Saturday, February 1, 2020

Poem366: “The People’s Field” by Haesong Kwon



The People’s Field by Haesong Kwon

The People’s Field by Haesong Kwon, Cape Girardeau, Missouri: Southeast Missouri State University Press, 2019

It is a pleasure to feature a title from a Show-Me State press on today’s Poem366. The People’s Field by Haesong Kwon is the winner of the Cowles Poetry Book Prize from Southeast Missouri State University Press in the historic Mississippi River town of Cape Girardeau.

While the press is local to Missouri, poetry itself is transcendent of time and place, and Kwon lives in Shiprock, New Mexico. He teaches at DinĂ© College, which serves the Navajo Nation, and many of these poems are about war-era Korea. Here’s a moving example, included in full because of its brevity:

Beret

A nest of sun rays
rattles about the grassed
tombstone of Hamchunk.
He wept so dearly
for the U.S. soldier
creamed in a booby trap.
There were fence
doves and leaves
to see his passage
to the next.

I have had a hard time finding any information about the poet, though one review by a writer who knows him acknowledges that he is elusive. A bio I found identifies him as being of Korean descent, having been born in Incheon, Korea, and moved to the United States when he was eight. A scene like that in “Beret” feels as immediate as if from personal observation, but I’m fairly certain the timeline doesn’t synch for that to be the case. This suggests that Kwon is writing about cultural, rather than personal, memory, and that’s a project that interests me very much.
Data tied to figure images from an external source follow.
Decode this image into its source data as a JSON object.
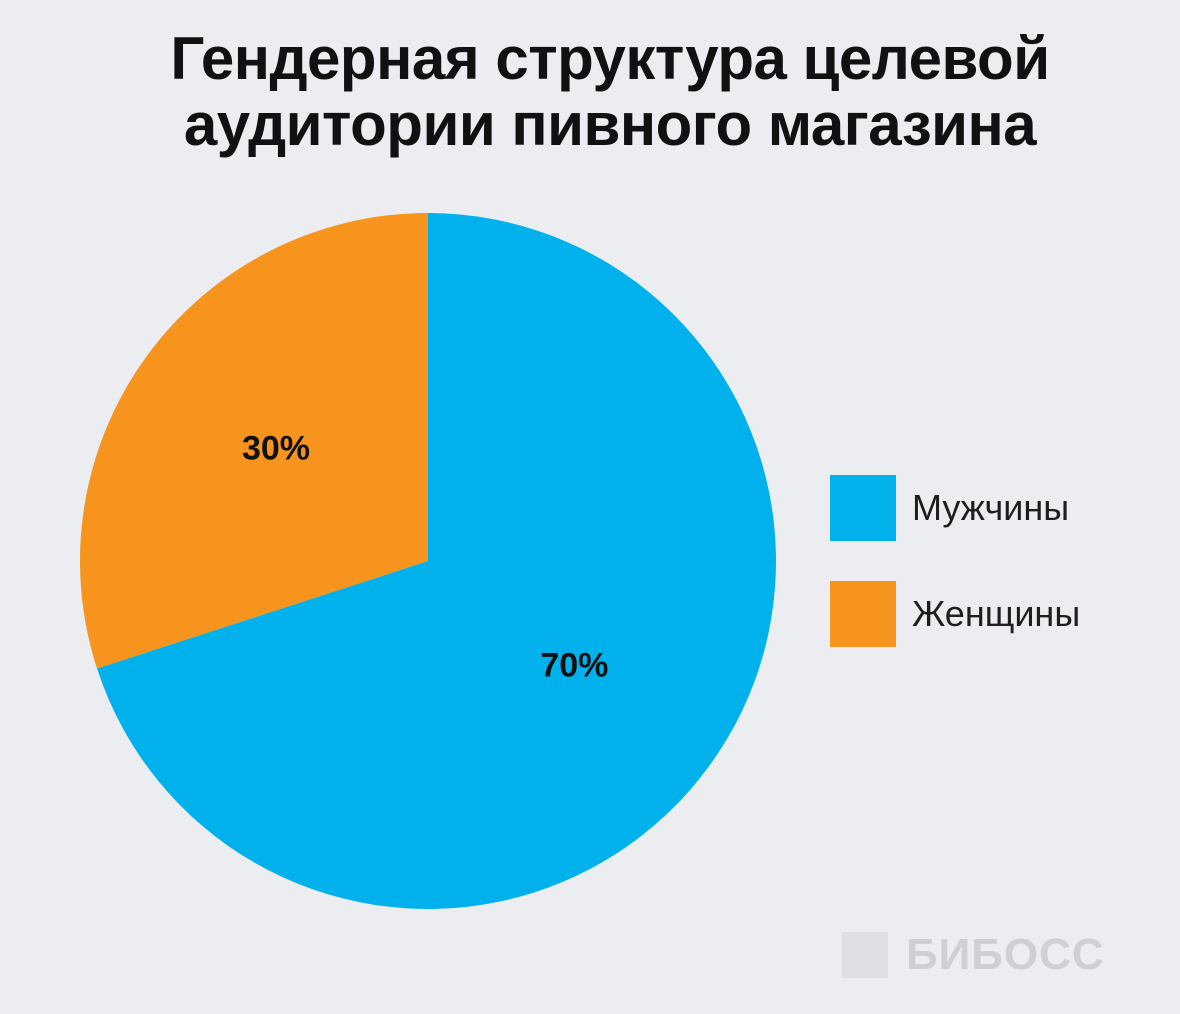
{
  "chart_data": {
    "type": "pie",
    "title_lines": [
      "Гендерная структура целевой",
      "аудитории пивного магазина"
    ],
    "slices": [
      {
        "name": "Мужчины",
        "value": 70,
        "label": "70%",
        "color": "#00b1eb"
      },
      {
        "name": "Женщины",
        "value": 30,
        "label": "30%",
        "color": "#f7941d"
      }
    ],
    "legend_position": "right"
  },
  "watermark": {
    "text": "БИБОСС"
  }
}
More clues to his connection to Japan- and U.S.-occupied Korea are found in the long poem “The Kuomintang Had Been Duped,” where Kwon describes his grandfather:

Early, slow
to impose, resembling
his boy, my
father, watching
the sidewalk glow.

A mass of garish
phoenix birds
burned
on backs
and arms
of U.S. soldiers.

This sort of imaginative DNA puts me in mind of recent research establishing how trauma can be passed down through generations via chemical tags on our genes. Storytelling gets us there more directly, I suppose, and in a Navajo community, Kwon spends his days steeped in a storytelling tradition. It’s no wonder he writes so evocatively about memory older than self.

I lost myself today in this beautiful collection. Connective tissue within and between poems is sheer; sometimes it’s a leap from one line or even one word to the next. But it’s rewarding to contemplate or invent the connection, and the effect is to involve the reader in meaning-making.